Mağazada görevli bayanla dostluğumuz öteden beri vardır. “Hayırdır, ne bu tenhalık?” dedim. “Valla epeydir böyle” dedi. “Hocaefendinin yeni çıkan kitabını bile (Mefkure Yolculuğu) doğru dürüst satamıyoruz. Son yaşananlar bizim için çok kötü oldu. İlk başta yurtlardan, dersanelerden arkadaşlarımız geldiler gittiler ama şimdi onlar da gelmez oldular. Sıkıldı, bıktı herkes. Sinek avlıyoruz desek yeri var.”
Biraz deşeledim. “Hürriyet gazetesine ilan verildi, DR’lara yığın yığın Hocaefendi’nin kitapları gönderildi ama ne burada, ne orda kitap pek satılmadı. Oysa bu kitaptan camia olarak çok umutluyduk, bugünlerde hareket getirir diyorduk. Bir gövde gösterisi olacak diye düşünüyorduk, hiç de öyle olmadı. Yine tepelerden bazı büyükler, işadamları toplu toplu aldılar ama mağazalardan değil, Kaynak grubunun kendisinden aldılar. Ama onlar da yeterli değilmiş, Kaynak’taki ağabeylerden biri öyle söyledi.”
“Baya zararlı olmuş sanırım sizin için,” dedim.
“Çok oldu.
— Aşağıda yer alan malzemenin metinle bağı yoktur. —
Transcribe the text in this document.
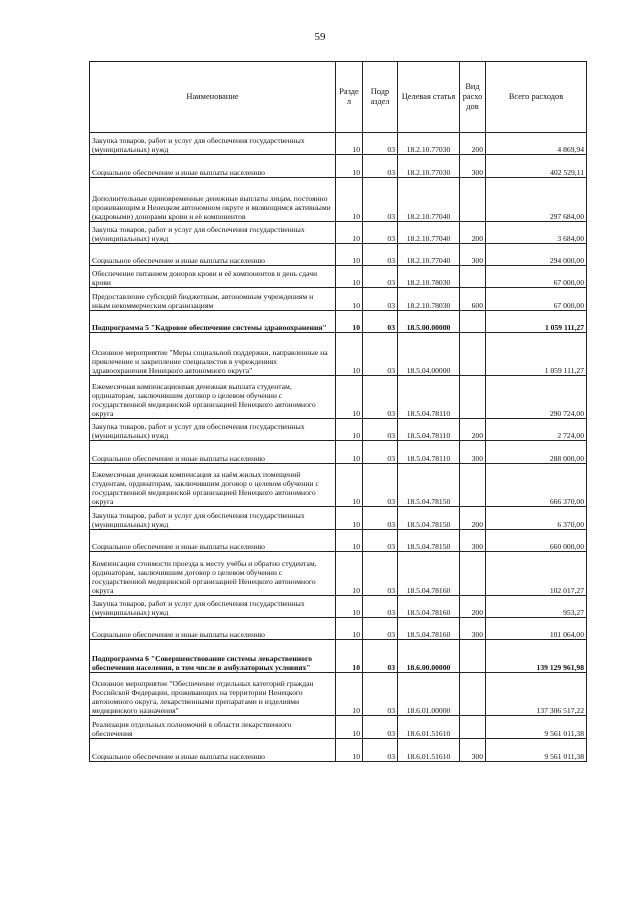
59
Наименование	Разде л	Подр аздел	Целевая статья	Вид расхо дов	Всего расходов
Закупка товаров, работ и услуг для обеспечения государственных (муниципальных) нужд	10	03	18.2.10.77030	200	4 869,94
Социальное обеспечение и иные выплаты населению	10	03	18.2.10.77030	300	402 529,11
Дополнительные единовременные денежные выплаты лицам, постоянно проживающим в Ненецком автономном округе и являющимся активными (кадровыми) донорами крови и её компонентов	10	03	18.2.10.77040		297 684,00
Закупка товаров, работ и услуг для обеспечения государственных (муниципальных) нужд	10	03	18.2.10.77040	200	3 684,00
Социальное обеспечение и иные выплаты населению	10	03	18.2.10.77040	300	294 000,00
Обеспечение питанием доноров крови и её компонентов в день сдачи крови	10	03	18.2.10.78030		67 000,00
Предоставление субсидий бюджетным, автономным учреждениям и иным некоммерческим организациям	10	03	18.2.10.78030	600	67 000,00
Подпрограмма 5 "Кадровое обеспечение системы здравоохранения"	10	03	18.5.00.00000		1 059 111,27
Основное мероприятие "Меры социальной поддержки, направленные на привлечение и закрепление специалистов в учреждениях здравоохранения Ненецкого автономного округа"	10	03	18.5.04.00000		1 059 111,27
Ежемесячная компенсационная денежная выплата студентам, ординаторам, заключившим договор о целевом обучении с государственной медицинской организацией Ненецкого автономного округа	10	03	18.5.04.78110		290 724,00
Закупка товаров, работ и услуг для обеспечения государственных (муниципальных) нужд	10	03	18.5.04.78110	200	2 724,00
Социальное обеспечение и иные выплаты населению	10	03	18.5.04.78110	300	288 000,00
Ежемесячная денежная компенсация за наём жилых помещений студентам, ординаторам, заключившим договор о целевом обучении с государственной медицинской организацией Ненецкого автономного округа	10	03	18.5.04.78150		666 370,00
Закупка товаров, работ и услуг для обеспечения государственных (муниципальных) нужд	10	03	18.5.04.78150	200	6 370,00
Социальное обеспечение и иные выплаты населению	10	03	18.5.04.78150	300	660 000,00
Компенсация стоимости проезда к месту учёбы и обратно студентам, ординаторам, заключившим договор о целевом обучении с государственной медицинской организацией Ненецкого автономного округа	10	03	18.5.04.78160		102 017,27
Закупка товаров, работ и услуг для обеспечения государственных (муниципальных) нужд	10	03	18.5.04.78160	200	953,27
Социальное обеспечение и иные выплаты населению	10	03	18.5.04.78160	300	101 064,00
Подпрограмма 6 "Совершенствование системы лекарственного обеспечения населения, в том числе в амбулаторных условиях"	10	03	18.6.00.00000		139 129 961,98
Основное мероприятие "Обеспечение отдельных категорий граждан Российской Федерации, проживающих на территории Ненецкого автономного округа, лекарственными препаратами и изделиями медицинского назначения"	10	03	18.6.01.00000		137 306 517,22
Реализация отдельных полномочий в области лекарственного обеспечения	10	03	18.6.01.51610		9 561 011,38
Социальное обеспечение и иные выплаты населению	10	03	18.6.01.51610	300	9 561 011,38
Bu çatışmadan sonra o kadar çok insan ayrıldı ki bizden, hiç beklemiyorduk. Ayrılmakla kalmadılar, bize şiddetle düşmanlar. Kutlu Doğum programlarımız her zaman aşırı kalabalık olurdu. Bu sefer bu semtteki kültür merkezimizde bir sıra zor doldu. Başka yurttan birileri geldi de, iki sıra dolabildi. Yurttaki arkadaşlar ayrılmak istiyor, ikna edemiyoruz. Komşular, tanıdıklar gördükleri yerde hakaretler yağdırıyorlar.”
Konuşmamız sırasında bir ara konu Bank Asya’ya geldi. “Bank Asya, Koç’un ve Ciner’in desteği olmasaydı bitmişti, günlerce dua ettik destekleri için.” dediğinde çok şaşırdım. Bu konuşmadan şaşırtıcı bir şey daha öğrendim. Koç, Başbakan’la görüştüğünde arabuluculuk yapacak denilmiş, bunun için de dua etmişler.
CEMAATÇİ GİBİ GÖRÜNMEYEN MÜSTEŞAR
Bu konular camiadaki insanların aralarında konuşulan meseleler. Başka arkadaşlardan da duydum, Cemaat’e sadık bilinen bazıları Tayyipçi oluyormuş. 17 ve 25 Aralık sürecinde hala Cemaat’te kalıp da, son aylarda bırakanlarmış bunlar. Fakat bunun yanı sıra, Cemaat’ten olduğu halde makamlarını ve mevkilerini koruması için Tayyipçi görünmesi istenenler de var.
Maliye Bakanı Mehmet Şimşek, geçen yılın Eylül ayında Cemaat’ten“Cemaatçi gibi görünmeyen” müsteşar istemiş.
CEMAATÇİ GÖRÜNEN TAYYİPÇİLER
Böyleleri de var gerçekten. Kimisi yıllardır iş yaptığı için, AKP’ye oy verdiği halde Cemaatçi görünüyor, kimileri de tabii ki sızabilmek için.
Ama yayın dünyasında bu örnek daha çok.
Timaş, sağ kesimin en güçlü yayınevlerinden biri. Her kitabı NT mağazalarında onbinlerce yüzbinlerce dağıtılıyor, hatta Cemaat tarafından “Cemaat’in yayınevlerinden” muamelesi görüyor. Belediyelerde Cemaat etkinken ihalelerde Kaynak grubunun yayınevleriyle birlikte kollanan yayıneviydi aynı zamanda.
Timaş, gerçekten de Cemaatçi bir yapıya sahip. Timaş’ı kuran Hekimoğlu İsmail, Zaman yazarı, oğlu Osman Okçu Timaş’ın yayın yönetmeni. Timaş’ın yönetim kurulu başkanı Osman Nuri, aynı zamanda Cemaat’in Gökkuşağı dağıtımının da yönetiminde. Yani her şeyiyle Cemaatçi bir yayınevi.
Ama Timaş, belediyeler, valilikler, kaymakamlıklar ve MEB’teki ihalelerden mahrum kalmamak için son aylarda hükümetin etkili insanlarına, aslında Cemaatçi olmadıklarını, hiçbir bağ bulunmadıklarını, tam tersine Tayyipçi olduklarını söylüyorlar. Hatta o yapıdan kendilerinin bile rahatsız olduklarını ifade etmekten çekinmiyorlar.